By far the best reason to watch the film (showing in the Mike Hodges retrospective at BFI) is Clive Owen.  He’d made an impression several years previously in Stephen Poliakoff’s Close My Eyes (1991) but Croupier, which it seems got more attention in America than in Britain, was his international breakthrough.  As Jack, Owen is physically imposing but shows a fascinating emotional flexibility:  the character’s cynical, laconic cool is sometimes pierced by hints of vulnerability or – in one of the film’s best scenes, when Jack listens to Jani’s proposition – eager curiosity.   It’s at moments like these that the idea of Jack’s dual nature – a character in a drama and the author of it – comes to life.  Of the three contrasting women in Jack’s life, Alex Kingston is the strongest presence but all three actresses are effective.  Some of the supporting male roles, though, are crudely played, by Nicholas Ball, Paul Reynolds and Nick Reding, as Jack’s publisher.

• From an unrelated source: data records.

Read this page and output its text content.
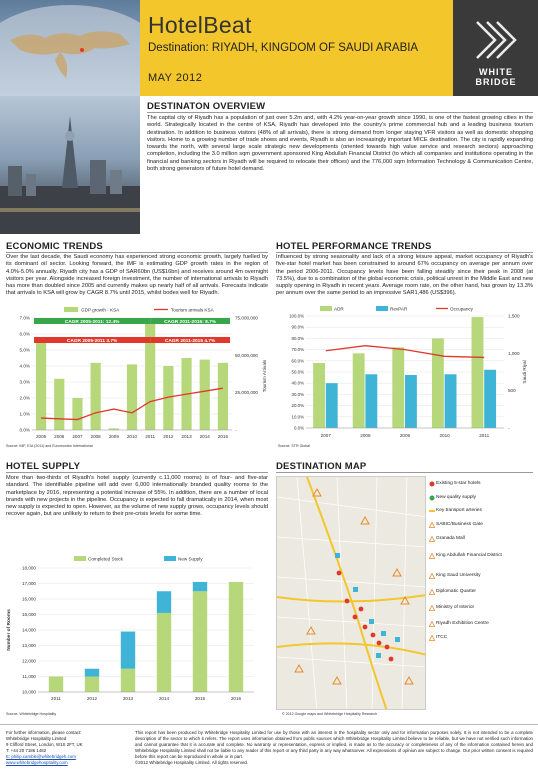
HotelBeat
Destination: RIYADH, KINGDOM OF SAUDI ARABIA
MAY 2012	WHITE
BRIDGE
DESTINATON OVERVIEW
The capital city of Riyadh has a population of just over 5.2m and, with 4.2% year-on-year growth since 1990, is one of the fastest growing cities in the world. Strategically located in the centre of KSA, Riyadh has developed into the country's prime commercial hub and a leading business tourism destination. In addition to business visitors (48% of all arrivals), there is strong demand from longer staying VFR visitors as well as domestic shopping visitors. Home to a growing number of trade shows and events, Riyadh is also an increasingly important MICE destination. The city is rapidly expanding towards the north, with several large scale strategic new developments (oriented towards high value service and research sectors) approaching completion, including the 3.0 million sqm government sponsored King Abdullah Financial District (to which all companies and institutions operating in the financial and banking sectors in Riyadh will be required to relocate their offices) and the 776,000 sqm Information Technology & Communication Centre, both strong generators of future hotel demand.
ECONOMIC TRENDS
Over the last decade, the Saudi economy has experienced strong economic growth, largely fuelled by its dominant oil sector. Looking forward, the IMF is estimating GDP growth rates in the region of 4.0%-5.0% annually. Riyadh city has a GDP of SAR60bn (US$16bn) and receives around 4m overnight visitors per year. Alongside increased foreign investment, the number of international arrivals to Riyadh has more than doubled since 2005 and currently makes up nearly half of all arrivals. Forecasts indicate that arrivals to KSA will grow by CAGR 8.7% until 2015, whilst bodes well for Riyadh.
0.0%
1.0%
2.0%
3.0%
4.0%
5.0%
6.0%
7.0%
-
25,000,000
50,000,000
75,000,000
Tourism Arrivals
2005 2006 2007 2008 2009 2010 2011 2012 2013 2014 2015
GDP growth - KSA	Tourism arrivals KSA
CAGR 2005-2011: 12.4%	CAGR 2011-2015: 8.7%
CAGR 2005-2011 3.7%	CAGR 2011-2015 4.7%
Source: IMF, EIU (2011) and Euromonitor International
HOTEL PERFORMANCE TRENDS
Influenced by strong seasonality and lack of a strong leisure appeal, market occupancy of Riyadh's five-star hotel market has been constrained to around 67% occupancy on average per annum over the period 2006-2011. Occupancy levels have been falling steadily since their peak in 2008 (at 73.5%), due to a combination of the global economic crisis, political unrest in the Middle East and new supply opening in Riyadh in recent years. Average room rate, on the other hand, has grown by 13.3% per annum over the same period to an impressive SAR1,486 (US$396).
0.0%
10.0%
20.0%
30.0%
40.0%
50.0%
60.0%
70.0%
80.0%
90.0%
100.0%
-
500
1,000
1,500
Saudi Riyal
2007	2008	2009	2010	2011
ADR	RevPAR	Occupancy
Source: STR Global
HOTEL SUPPLY
More than two-thirds of Riyadh's hotel supply (currently c.11,000 rooms) is of four- and five-star standard. The identifiable pipeline will add over 6,000 internationally branded quality rooms to the marketplace by 2016, representing a potential increase of 55%. In addition, there are a number of local brands with new projects in the pipeline. Occupancy is expected to fall dramatically in 2014, when most new supply is expected to open. However, as the volume of new supply grows, occupancy levels should recover again, but are unlikely to return to their pre-crisis levels for some time.
10,000
11,000
12,000
13,000
14,000
15,000
16,000
17,000
18,000
Number of Rooms
2011	2012	2013	2014	2015	2016
Completed Stock	New Supply
Source: Whitebridge Hospitality
DESTINATION MAP
Existing 5-star hotels
New quality supply
Key transport arteries
SABIC/Business Gate
Granada Mall
King Abdullah Financial District
King Saud University
Diplomatic Quarter
Ministry of Interior
Riyadh Exhibition Centre
ITCC
© 2012 Google maps and Whitebridge Hospitality Research
For further information, please contact:
Whitebridge Hospitality Limited
9 Clifford Street, London, W1S 2FT, UK
T: +44 20 7186 1482
E: philip.camble@whitebridgeh.com
www.whitebridgehospitality.com
This report has been produced by Whitebridge Hospitality Limited for use by those with an interest in the hospitality sector only and for information purposes solely. It is not intended to be a complete description of the sector to which it refers. The report uses information obtained from public sources which Whitebridge Hospitality Limited believe to be reliable, but we have not verified such information and cannot guarantee that it is accurate and complete. No warranty or representation, express or implied, is made as to the accuracy or completeness of any of the information contained herein and Whitebridge Hospitality Limited shall not be liable to any reader of this report or any third party in any way whatsoever. All expressions of opinion are subject to change. Our prior written consent is required before this report can be reproduced in whole or in part.
©2012 Whitebridge Hospitality Limited. All rights reserved.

Jack sees the world as made up of two kinds of people – gamblers and croupiers.  He doesn’t gamble, and takes every opportunity to let others know that.  While others are addicted to gambling, he’s addicted to watching gamblers lose, or so he says in his narration:  this potentially interesting theme is hardly reflected in the action on screen.  The plotting is occasionally clumsy.  Marion’s intercepting the all-important answerphone message feels improbably convenient (wouldn’t Jack have made more leakproof arrangements for receiving the tip-off?)  Still more convenient is her getting killed on the night of the robbery.  According to the Met detective (Tom Mannion) whom she contacted – and who, as he and Jack stand by her corpse in the police morgue, bizarrely adds that he was in love with Marion – she died in a suspected revenge-killing-hit-and-run.  You suspect, rather, that it’s Mike Hodges and Paul Mayersberg who need to get Marion out of the way.

Jack’s novel, ‘I, Croupier’, is a (surprising) best-seller but he continues working in the casino and living in his subterranean flat.  Jani, back in South Africa, phones to thank Jack for the part he played in the robbery that never was and to tell him her own money troubles are over.  She then hands the phone to her husband-to-be – Jack Sr, who tells his son that he set up the croupier job to set in train the robbery.  Like Jani, Jack Sr did well financially out of this non-event.  Jack Jr hangs up with a stunned smile on his face.  Bella emerges from the bedroom and kisses him.  The voiceover sums things up:

‘So that was it.  The final card.  Blackjack.  His father, eight thousand miles and twenty seven years away, was still dealing to his son Jack from the bottom of the deck … but Jake the croupier had a sense of humour.’

Croupier’s twist in the tale isn’t much of a surprise.  It was clear from the start that the omniscient storyteller wasn’t Jack Manfred but Paul Mayersberg.